The lithologic details of this section are similar to that of the Barsarin section but with less thickness. This section is lithologically homogenous, including successions of shales and thinly bedded of argillaceous limestones. Thickness of formation in this section declines to 60 m. The first bed of Chia Gara starts with shales alternating with argillaceous limestones, notably rich in organic matter. From the lower to upper part, fissile shales decrease, whereas argillaceous limestones and limestones increase. The uppermost part is marl and marly limestone (Fig. 4). The ammonite fossils were obvious in carbonate concretion and limestone.

The Chia Gara Formation in Well Aj-12 (3222–3444 m)

In this well, Chia Gara Formation consists of dark grey limestones, fine crystalline, medium hard, pyritic and shaly limestones. Fauna includes radiolarian with bituminous limestones, black micritic soft to medium hard and slightly fissile, shaly carbonaceous limestone. Floating Dolomite crystals were recorded within black bituminous limestone and fissile shale at the lower part. The thickness of Chia Gara Formation is reported 222 m (NOC 1985) (Fig. 5).

Results and discussion

Petrography and diagenesis

Petrography of the Chia Gara Formation implies diagenetic processes and their effects on rocks and their constituents such as grain types (Allochems) and groundmass (matrix).

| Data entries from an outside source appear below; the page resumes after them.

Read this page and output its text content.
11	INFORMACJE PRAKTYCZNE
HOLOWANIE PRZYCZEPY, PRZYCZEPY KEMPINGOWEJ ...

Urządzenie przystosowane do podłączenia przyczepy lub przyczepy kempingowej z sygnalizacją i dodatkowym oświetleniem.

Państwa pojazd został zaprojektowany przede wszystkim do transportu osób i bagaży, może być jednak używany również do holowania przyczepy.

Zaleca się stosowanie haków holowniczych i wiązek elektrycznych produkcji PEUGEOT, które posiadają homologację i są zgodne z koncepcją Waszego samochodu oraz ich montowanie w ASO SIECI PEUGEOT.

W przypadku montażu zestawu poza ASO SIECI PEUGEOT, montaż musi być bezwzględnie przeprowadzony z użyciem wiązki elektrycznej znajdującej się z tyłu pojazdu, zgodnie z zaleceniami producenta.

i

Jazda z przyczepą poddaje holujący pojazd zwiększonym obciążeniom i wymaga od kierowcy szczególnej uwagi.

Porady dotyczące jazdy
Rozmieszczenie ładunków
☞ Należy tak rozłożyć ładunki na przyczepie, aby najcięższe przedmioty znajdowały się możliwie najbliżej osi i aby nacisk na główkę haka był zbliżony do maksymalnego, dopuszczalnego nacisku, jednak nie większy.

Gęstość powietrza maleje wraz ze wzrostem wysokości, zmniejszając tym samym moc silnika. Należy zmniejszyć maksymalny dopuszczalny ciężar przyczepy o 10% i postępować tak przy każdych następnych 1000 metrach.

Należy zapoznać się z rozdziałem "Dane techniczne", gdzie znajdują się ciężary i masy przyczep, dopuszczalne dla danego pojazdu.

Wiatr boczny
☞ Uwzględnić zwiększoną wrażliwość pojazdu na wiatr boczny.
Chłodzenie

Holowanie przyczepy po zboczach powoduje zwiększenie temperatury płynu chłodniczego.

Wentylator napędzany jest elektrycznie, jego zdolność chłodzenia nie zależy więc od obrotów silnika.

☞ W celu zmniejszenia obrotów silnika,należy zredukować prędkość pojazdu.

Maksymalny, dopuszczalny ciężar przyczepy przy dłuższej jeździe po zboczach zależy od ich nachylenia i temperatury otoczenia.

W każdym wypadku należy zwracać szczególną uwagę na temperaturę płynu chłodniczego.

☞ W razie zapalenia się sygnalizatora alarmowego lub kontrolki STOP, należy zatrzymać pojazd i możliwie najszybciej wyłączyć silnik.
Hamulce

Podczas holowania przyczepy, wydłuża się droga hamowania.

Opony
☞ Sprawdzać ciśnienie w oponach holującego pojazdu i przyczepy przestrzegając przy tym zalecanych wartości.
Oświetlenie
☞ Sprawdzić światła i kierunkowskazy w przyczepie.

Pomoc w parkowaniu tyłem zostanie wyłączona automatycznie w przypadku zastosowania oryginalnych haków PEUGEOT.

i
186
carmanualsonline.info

These processes would clearly influence the reservoir/source properties of these rocks. The groundmass of Chia Gara Formation is dominated by micrite (Figs. 6a, b, 9b) that was replaced by coarser microspar, particularly in Banik section (Fig. 7e).

Fig. 9
figure 9

a Moldic Porosity (arrow), a type of secondary porosity filled with sparry calcite (granular cement). Br-47, X.N. b Fractured Porosity, filled with pyrite and/or organic matter in micritic matrix. Bk-4, X.N., c Solution enlarged fracture with Radiolarian mold, Br-38, X.N., d Framboidal pyrite in micritic matrix, possibly indicating anoxic (Reducing) environment of deposition, Br-39, P.P

Several diagenetic processes had affected the Chia Gara Formation through two main stages (Paragenesis) in Mesogenetic, and Telogenetic (Fig. 10, Table 3).

Fig. 10
figure 10

General paragenetic sequence of Chia Gara Formation in studied sections

Table 3 Classification of diagenesis and its presence in the Chia Gara Formation (after Engelhardt 1977)

Cementation is a common process in the studied sections. Several types of cements are recognized including Granular Cement (Fig. 7b), Blocky Cement (Fig. 7d), and Drusy Cement (Fig. 7c).

The rocks of Chia Gara Formation are commonly affected by neomorphism particularly in lower and middle part of Barsarin and Banik sections (Fig. 7e). This may indicate that diagenesis was more intensive in these two sections than that in well Aj-12.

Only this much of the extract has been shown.